In the field of oncology, like in other medical specialities, experts experience a great need to generate universal standards for the classification and description of tumour diseases. In order to have the doctor adequately deal with these standards in a variety of contexts, a common data dictionary would largely facilitate life. In Germany, there currently exist two sorts of common standards for oncologic documentation, according to the scientific team from Gießen. The first one has been defined for the Association of German Cancer Centres and is called "Basisdokumentation für Tumorkranke". The second one is an organ specific data set, referred to as "Organspezifische Tumordokumentation".
The latter is based on official, international coding systems, known as the International Classification of Diseases for Oncology (ICD-O) for topography and morphology, and TNM classification of Malignant Tumours as well as classifications for acute and chronic side effects. This type of dictionaries requires the integration of existing documents which first are hierarchically decomposed to be presented in a uniform way to the user, in alignment with real patient data models. Full length definitions and descriptions are of vital importance in this speciality where the coding and classification work often is a matter of teamwork and comparison.
Because of these specific problems, the team from the Institute of Medical Informatics felt attracted to the huge potential of information structuring, offered by the new Extensible Markup Language (XML). Right now, XML is already being used for the transmission of hierarchically structured patient records via the Internet. Yet, there remain a few difficult hurdles to take. In this regard, the team is confronted with a large number of regional variants in the terminology, whereas the official acceptance of new terms is lagging behind because of the slow reviewing and publication process. A somewhat different problem constitutes the great amount of descriptive and definition text, in turn referring to other codes and items.
The multiple references make it almost necessary to introduce elements such as store formatting data. In addition, there are to date no standards for the streamlining of XML-based patient records, such as the specific semantic of a medical domain. This equally involves that different user systems have to be able to retrieve and interpret data from multiple sources. As a result, the team has designed a three-tier framework, consisting of a reference model of tumour disease documentation; a dictionary of data items; and a library of documents and document components.

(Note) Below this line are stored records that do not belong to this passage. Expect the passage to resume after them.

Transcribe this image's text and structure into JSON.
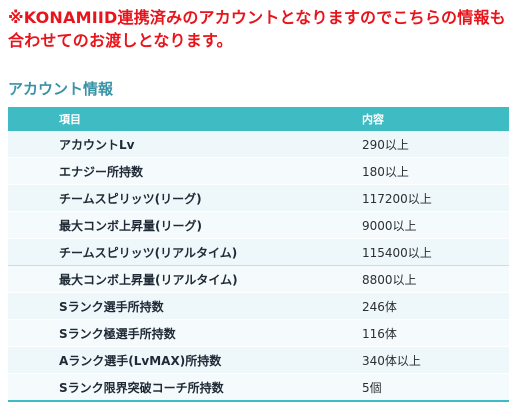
{
  "notice": "※KONAMIID連携済みのアカウントとなりますのでこちらの情報も合わせてのお渡しとなります。",
  "section_title": "アカウント情報",
  "table": {
    "headers": [
      "項目",
      "内容"
    ],
    "rows": [
      {
        "item": "アカウントLv",
        "value": "290以上"
      },
      {
        "item": "エナジー所持数",
        "value": "180以上"
      },
      {
        "item": "チームスピリッツ(リーグ)",
        "value": "117200以上"
      },
      {
        "item": "最大コンボ上昇量(リーグ)",
        "value": "9000以上"
      },
      {
        "item": "チームスピリッツ(リアルタイム)",
        "value": "115400以上"
      },
      {
        "item": "最大コンボ上昇量(リアルタイム)",
        "value": "8800以上"
      },
      {
        "item": "Sランク選手所持数",
        "value": "246体"
      },
      {
        "item": "Sランク極選手所持数",
        "value": "116体"
      },
      {
        "item": "Aランク選手(LvMAX)所持数",
        "value": "340体以上"
      },
      {
        "item": "Sランク限界突破コーチ所持数",
        "value": "5個"
      }
    ]
  },
  "colors": {
    "notice": "#e8141b",
    "section_title": "#3a92a6",
    "header_bg": "#3fbcc3"
  }
}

The reference model in fact forms a collection of information objects, such as patient, history, tumour, therapy, ... The dictionary entries constitute items, codes, relationships, definitions, and descriptive text fragments. The library of documents and document components relates to entry forms or texts with standards, which are similar to data items but on a larger scale. The team has decided to apply XML to this three-tier framework because of the flexible way in which the information is being serialised. Because of validity checks, the researchers have selected a mixed type of document type definition (DTD) which is expressive towards the reference model but much more flexible as far as the items, related to its objects, are concerned.
Although not fully installed to this point yet, the XML-based framework has been served already as implicit domain information model for the definition of a communication standard for oncology based on a tagged data exchange format, applied by general practitioners in Germany. This format is called "BehandlungsDatenTräger" (BDT) and is similar to XML. In addition, a prototype for one organ from the "Organspezifische Tumordokumentation" has been designed. The documentation for the patient's clinical starting position in a medical trial thus can be performed by means of an XML-based browser page. The patient data can be consulted in XML afterwards.